天然ガスのパイプラインをロシアから日本へ

はじめに

技術士の受験者指導をしていた。CO2の排出による地球温暖化をいかに防ぐべきかをエンジニアリングの観点から幅広く複合的に論ぜよという設問だ。これはなかなか難しいと調べていて、天然ガスに興味を抱いた。天然ガスを産出地から消費地に運ぶ方法は2つある。一つは液化天然ガス(LNG:Liquefied Natural GAS)に凝縮して、タンクに詰めて船で輸送する。もう一つはパイプラインを建設して輸送する方法だ。

出典:武陽ガス 

日本で使われるエネルギーのうち天然ガスは23%程度

東京ガスによると日本で使われるエネルギーのうち約23%が天然ガスや都市ガスだ。トップは石油の39%、石炭の25%だ。日本のエネルギーは石油、石炭、天然ガスで87.5%となる。9割は化石燃料だ。原子力発電や核融合に期待できない状況では、CO2排出を削減するにはどうすれば良いのだろう。

出典:東京ガス

天然ガスはCO2排出量が石炭の57%程度

天然ガスは化石燃料の一つだ。しかし、天然ガスの特徴は石炭や石油に比べて燃焼時にCO2の排出が少ないことだ。特に、硫黄酸化物(SOx)を排出せず、窒素酸化物(NOx)の排出も少ない。CO2の排出はゼロにはならないけど、半減できるのは大きい。

出典:日本ガス協会

日本の発電電力量のうち天然ガスは44%程度

日本で使われるエネルギーの23%が天然ガスと前述したが、日本の発電電力量の電源別割合(2018年)では天然ガスが35.7%とトップだ。2位が石炭の32.0%だ。海外と比較すると石炭への依存度が高いのは中国、インド、韓国、ドイツについで5位だ。天然ガスではロシア、イタリア、イギリスについて4位だ。
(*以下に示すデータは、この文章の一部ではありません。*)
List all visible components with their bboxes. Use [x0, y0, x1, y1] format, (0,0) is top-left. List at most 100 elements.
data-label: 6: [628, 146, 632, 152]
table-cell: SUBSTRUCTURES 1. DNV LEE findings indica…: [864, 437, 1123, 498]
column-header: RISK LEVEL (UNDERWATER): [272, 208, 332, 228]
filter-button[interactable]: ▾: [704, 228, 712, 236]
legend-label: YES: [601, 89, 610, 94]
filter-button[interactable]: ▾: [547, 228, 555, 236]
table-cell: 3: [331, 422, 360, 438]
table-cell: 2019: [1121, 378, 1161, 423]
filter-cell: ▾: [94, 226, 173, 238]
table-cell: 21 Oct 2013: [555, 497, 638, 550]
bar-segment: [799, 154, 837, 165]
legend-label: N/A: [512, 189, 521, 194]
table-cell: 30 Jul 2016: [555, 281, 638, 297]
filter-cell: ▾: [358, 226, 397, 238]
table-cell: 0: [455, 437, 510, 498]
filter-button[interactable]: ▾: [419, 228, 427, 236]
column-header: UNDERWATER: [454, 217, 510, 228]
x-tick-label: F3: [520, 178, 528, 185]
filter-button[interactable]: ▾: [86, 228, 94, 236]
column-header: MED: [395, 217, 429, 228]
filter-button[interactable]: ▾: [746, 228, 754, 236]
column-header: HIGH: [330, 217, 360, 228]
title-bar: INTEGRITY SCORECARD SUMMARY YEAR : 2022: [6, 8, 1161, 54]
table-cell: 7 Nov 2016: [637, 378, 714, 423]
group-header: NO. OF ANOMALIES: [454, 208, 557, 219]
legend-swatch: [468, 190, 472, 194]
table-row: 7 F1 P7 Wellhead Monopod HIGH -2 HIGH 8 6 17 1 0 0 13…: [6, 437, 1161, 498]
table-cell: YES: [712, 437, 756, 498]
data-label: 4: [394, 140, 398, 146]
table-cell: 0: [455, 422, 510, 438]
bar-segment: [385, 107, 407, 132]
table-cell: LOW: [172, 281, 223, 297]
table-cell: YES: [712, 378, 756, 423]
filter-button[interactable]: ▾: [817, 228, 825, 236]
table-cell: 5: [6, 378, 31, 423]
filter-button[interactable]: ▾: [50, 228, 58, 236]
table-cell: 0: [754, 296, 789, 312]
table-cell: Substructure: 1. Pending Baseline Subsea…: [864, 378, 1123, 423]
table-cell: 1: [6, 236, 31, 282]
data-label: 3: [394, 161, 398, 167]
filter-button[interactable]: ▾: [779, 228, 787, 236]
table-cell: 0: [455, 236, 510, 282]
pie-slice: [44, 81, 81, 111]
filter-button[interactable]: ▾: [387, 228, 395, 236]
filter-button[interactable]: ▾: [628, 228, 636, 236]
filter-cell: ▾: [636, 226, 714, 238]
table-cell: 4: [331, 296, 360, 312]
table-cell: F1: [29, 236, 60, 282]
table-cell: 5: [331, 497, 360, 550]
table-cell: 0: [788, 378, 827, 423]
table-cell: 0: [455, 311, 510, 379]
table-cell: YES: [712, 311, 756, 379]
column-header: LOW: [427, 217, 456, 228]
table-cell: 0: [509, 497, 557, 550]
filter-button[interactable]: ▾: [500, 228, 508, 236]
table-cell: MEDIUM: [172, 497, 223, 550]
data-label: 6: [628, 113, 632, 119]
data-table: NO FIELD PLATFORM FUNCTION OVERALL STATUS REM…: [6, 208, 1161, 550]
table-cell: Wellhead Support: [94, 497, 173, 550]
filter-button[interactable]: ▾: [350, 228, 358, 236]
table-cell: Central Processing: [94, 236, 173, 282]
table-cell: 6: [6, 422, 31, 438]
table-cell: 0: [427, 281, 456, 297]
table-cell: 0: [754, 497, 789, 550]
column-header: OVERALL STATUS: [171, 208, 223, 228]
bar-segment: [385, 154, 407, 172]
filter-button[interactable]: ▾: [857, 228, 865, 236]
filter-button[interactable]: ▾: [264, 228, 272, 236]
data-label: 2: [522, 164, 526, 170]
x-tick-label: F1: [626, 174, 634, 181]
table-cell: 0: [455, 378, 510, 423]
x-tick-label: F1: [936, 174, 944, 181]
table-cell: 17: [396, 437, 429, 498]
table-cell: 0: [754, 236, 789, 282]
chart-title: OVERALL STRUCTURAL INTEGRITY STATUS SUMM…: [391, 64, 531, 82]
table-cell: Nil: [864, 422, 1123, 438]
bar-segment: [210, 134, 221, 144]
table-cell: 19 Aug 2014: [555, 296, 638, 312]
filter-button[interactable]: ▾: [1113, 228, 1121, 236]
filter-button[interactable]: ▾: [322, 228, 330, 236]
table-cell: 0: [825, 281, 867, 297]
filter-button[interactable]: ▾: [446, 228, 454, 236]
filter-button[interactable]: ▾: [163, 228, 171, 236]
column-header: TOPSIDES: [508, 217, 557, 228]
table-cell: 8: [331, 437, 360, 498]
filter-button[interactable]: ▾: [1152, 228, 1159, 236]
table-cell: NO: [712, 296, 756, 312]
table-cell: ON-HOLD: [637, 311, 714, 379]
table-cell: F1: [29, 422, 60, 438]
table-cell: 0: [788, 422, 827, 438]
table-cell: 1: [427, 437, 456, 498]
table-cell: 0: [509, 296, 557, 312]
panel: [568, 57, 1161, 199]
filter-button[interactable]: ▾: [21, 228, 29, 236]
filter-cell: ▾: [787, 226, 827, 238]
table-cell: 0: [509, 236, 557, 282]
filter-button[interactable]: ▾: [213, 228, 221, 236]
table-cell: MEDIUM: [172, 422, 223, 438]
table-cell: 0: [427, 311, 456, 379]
CO2の排出量が少なく比較的クリーンなら石油や石炭から天然ガスに切り替える方法はあるのではないか。

出典:電気事業連合会

天然ガスの輸送ルート

2011年3月11日の東日本大震災は、エネルギー問題を直撃した。もはや原子力発電に依存したり、期待することは難しい。まして、核融合も遠のいた。近づいたのはやはり天然ガスだろう。すでに日本はサハリンを起点として、稚内、札幌、苫小牧経由で本州につながる全長1500kmのパイプライン建設をロシアに提案しているという。これが実現すれば日本は天然ガスを従来の4割程度で利用可能となる。これが実現すれば、エネルギー問題は新たな局面を迎えることになるのではないだろうか。

出典:courrier

ロシア極東シベリアルートは実現可能か

エネルギーを浪費するリニアモーターカーの建設をなぜ推進するのだろう。エネルギーのほとんどが空気との摩擦で消えてしまうようなプロジェクトは慎重に検討するべきだろう。個人的には、新幹線の新ルートでいいじゃないかという気がする。それよりもロシアとの友好関係を強固にして、ロシア極東シベリアの天然ガスパイプラインルートを整備する方が経済的な効果も高いのではないか。パイプラインの建設時には、電力線や通信用の光ファイバーも是非敷設して総合インフラパイプラインにしたいと思うが、可能だろうか。
出典:毎日新聞

まとめ

エネルギー問題は難しい課題だ。原子力に期待できない状況では天然ガスに期待がかかる。太陽光発電や風力発電も発電時にCO2の排出はないが、太陽光パネルの建設時や撤去時にはCO2の排出があるし、何より緑化エリアとのトレードオフが気になる。つまり大規模のメガソーラは農地や山の斜面を利用するので、緑地が減少するだけではなく、山崩れの危険性や、台風直撃で破損する懸念、景観状の問題など懸念事項は多い。